Rejiggering the history of postwar Germany into a Shel Silverstein–ish fairy tale about bunnies, Bartek Konopka’s quasi-doc spins the unlikely yarn of the Berlin Wall rabbit community, as wild bunnies were inadvertently trapped in the “Death Zone” between the two parallel halves upon construction and then happily thrived—and bred, into thousands—for almost 30 years, as East-West tension boiled around them. The little lapine scamps had found their Shangri-La right in the middle of the Cold War, and were lovingly photographed by entranced tourists on either side of the schism. If Werner Herzog remade Watership Down, this would be his template.
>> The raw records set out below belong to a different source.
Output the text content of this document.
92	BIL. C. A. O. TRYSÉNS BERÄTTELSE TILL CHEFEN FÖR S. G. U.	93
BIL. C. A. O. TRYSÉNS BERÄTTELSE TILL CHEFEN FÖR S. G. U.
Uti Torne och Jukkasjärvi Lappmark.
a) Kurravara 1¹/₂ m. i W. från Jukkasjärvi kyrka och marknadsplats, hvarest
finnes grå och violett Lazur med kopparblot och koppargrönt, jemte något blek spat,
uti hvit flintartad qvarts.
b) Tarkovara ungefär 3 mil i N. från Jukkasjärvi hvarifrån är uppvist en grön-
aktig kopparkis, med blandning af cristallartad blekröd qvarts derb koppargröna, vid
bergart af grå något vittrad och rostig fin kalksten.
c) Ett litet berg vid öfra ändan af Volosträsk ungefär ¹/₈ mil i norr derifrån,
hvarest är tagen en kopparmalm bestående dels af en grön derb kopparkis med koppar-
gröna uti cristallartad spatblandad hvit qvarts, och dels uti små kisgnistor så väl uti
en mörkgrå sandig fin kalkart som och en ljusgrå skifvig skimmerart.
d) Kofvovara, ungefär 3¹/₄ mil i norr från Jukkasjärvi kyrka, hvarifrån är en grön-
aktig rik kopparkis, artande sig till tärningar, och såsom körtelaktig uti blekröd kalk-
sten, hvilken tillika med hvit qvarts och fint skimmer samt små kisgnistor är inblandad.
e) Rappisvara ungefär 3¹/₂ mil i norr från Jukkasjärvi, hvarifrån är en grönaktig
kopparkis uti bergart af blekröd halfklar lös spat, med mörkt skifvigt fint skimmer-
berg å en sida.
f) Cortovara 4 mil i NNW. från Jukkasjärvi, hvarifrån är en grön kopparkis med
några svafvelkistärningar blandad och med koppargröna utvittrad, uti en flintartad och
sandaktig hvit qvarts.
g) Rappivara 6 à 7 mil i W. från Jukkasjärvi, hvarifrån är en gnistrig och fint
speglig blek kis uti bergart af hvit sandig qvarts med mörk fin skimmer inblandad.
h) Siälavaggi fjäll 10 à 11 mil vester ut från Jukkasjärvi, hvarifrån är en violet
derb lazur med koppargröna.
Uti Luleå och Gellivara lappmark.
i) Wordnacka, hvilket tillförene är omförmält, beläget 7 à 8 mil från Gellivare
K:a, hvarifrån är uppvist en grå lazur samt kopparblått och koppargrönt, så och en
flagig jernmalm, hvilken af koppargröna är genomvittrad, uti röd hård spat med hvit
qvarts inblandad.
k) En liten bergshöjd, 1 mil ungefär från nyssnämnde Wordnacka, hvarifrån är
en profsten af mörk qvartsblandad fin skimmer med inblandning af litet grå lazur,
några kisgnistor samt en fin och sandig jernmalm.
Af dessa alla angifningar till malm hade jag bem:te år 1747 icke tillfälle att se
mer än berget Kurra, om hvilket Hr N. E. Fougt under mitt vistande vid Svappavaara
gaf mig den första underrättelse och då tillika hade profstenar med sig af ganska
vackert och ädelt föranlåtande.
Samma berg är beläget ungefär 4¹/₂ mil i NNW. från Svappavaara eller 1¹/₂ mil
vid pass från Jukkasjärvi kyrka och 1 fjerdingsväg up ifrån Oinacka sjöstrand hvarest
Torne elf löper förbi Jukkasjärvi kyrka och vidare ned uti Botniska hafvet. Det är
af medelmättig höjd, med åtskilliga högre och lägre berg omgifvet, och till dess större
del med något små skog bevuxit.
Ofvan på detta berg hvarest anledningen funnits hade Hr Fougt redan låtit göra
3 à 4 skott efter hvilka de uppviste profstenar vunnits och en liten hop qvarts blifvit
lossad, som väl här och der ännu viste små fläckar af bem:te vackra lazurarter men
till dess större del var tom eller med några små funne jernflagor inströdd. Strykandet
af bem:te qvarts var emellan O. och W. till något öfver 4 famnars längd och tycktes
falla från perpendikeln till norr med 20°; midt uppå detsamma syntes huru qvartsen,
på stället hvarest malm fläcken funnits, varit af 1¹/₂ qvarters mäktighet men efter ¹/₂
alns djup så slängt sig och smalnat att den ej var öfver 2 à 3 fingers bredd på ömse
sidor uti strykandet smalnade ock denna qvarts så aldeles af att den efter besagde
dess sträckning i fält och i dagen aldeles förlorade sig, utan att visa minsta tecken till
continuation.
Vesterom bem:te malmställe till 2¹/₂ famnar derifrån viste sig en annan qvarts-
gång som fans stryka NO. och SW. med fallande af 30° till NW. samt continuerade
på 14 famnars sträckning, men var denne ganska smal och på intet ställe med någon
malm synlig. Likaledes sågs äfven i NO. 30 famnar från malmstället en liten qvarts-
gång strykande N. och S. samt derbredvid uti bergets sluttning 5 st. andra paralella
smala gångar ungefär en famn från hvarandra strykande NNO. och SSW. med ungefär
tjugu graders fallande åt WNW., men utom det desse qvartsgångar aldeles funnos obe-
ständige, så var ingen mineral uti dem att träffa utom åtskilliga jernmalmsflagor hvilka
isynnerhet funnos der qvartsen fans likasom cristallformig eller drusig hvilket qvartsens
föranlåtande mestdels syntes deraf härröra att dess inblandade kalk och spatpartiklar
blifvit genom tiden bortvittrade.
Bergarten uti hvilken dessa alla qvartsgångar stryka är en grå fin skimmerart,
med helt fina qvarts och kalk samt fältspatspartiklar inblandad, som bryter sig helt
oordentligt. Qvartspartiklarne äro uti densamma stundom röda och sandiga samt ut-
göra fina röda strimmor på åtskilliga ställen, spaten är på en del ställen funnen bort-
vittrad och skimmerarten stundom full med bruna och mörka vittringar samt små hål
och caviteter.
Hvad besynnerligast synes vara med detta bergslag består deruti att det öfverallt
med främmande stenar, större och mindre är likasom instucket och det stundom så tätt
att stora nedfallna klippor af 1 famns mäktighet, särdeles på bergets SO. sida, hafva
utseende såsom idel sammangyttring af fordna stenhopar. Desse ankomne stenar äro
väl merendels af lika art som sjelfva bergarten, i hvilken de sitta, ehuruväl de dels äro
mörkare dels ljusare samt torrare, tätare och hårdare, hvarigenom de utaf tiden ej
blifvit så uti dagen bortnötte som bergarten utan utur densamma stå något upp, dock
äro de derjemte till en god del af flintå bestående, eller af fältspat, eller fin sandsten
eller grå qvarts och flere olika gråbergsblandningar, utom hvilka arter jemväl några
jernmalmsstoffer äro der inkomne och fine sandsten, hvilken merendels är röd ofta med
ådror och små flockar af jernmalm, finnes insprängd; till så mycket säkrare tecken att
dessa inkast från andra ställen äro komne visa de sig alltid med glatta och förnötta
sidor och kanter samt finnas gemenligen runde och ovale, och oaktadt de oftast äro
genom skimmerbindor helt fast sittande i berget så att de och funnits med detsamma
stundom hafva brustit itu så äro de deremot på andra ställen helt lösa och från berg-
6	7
Konopka, a Polish filmmaker, uses vintage footage mixed with contemporary recollections by photogs and old Wall guards, and narrates a wry bunny-p.o.v. parable of paradise found, lost (with the East German election of Erich Honecker and the commencement of a bunny genocide) and refound again in the Wall-free Berlin of 1989. Nominated last year for a short-doc Oscar, the featurette is a lovely modern mini-myth, sarcastic and Beatrix Potter–y in turn. Filling out the show at Film Forum is Loss, Israeli filmmaker Nurith Aviv’s essay-short interviews of modern scholars (beginning with Hannah Arendt footage) about what the loss of Jews meant for German culture.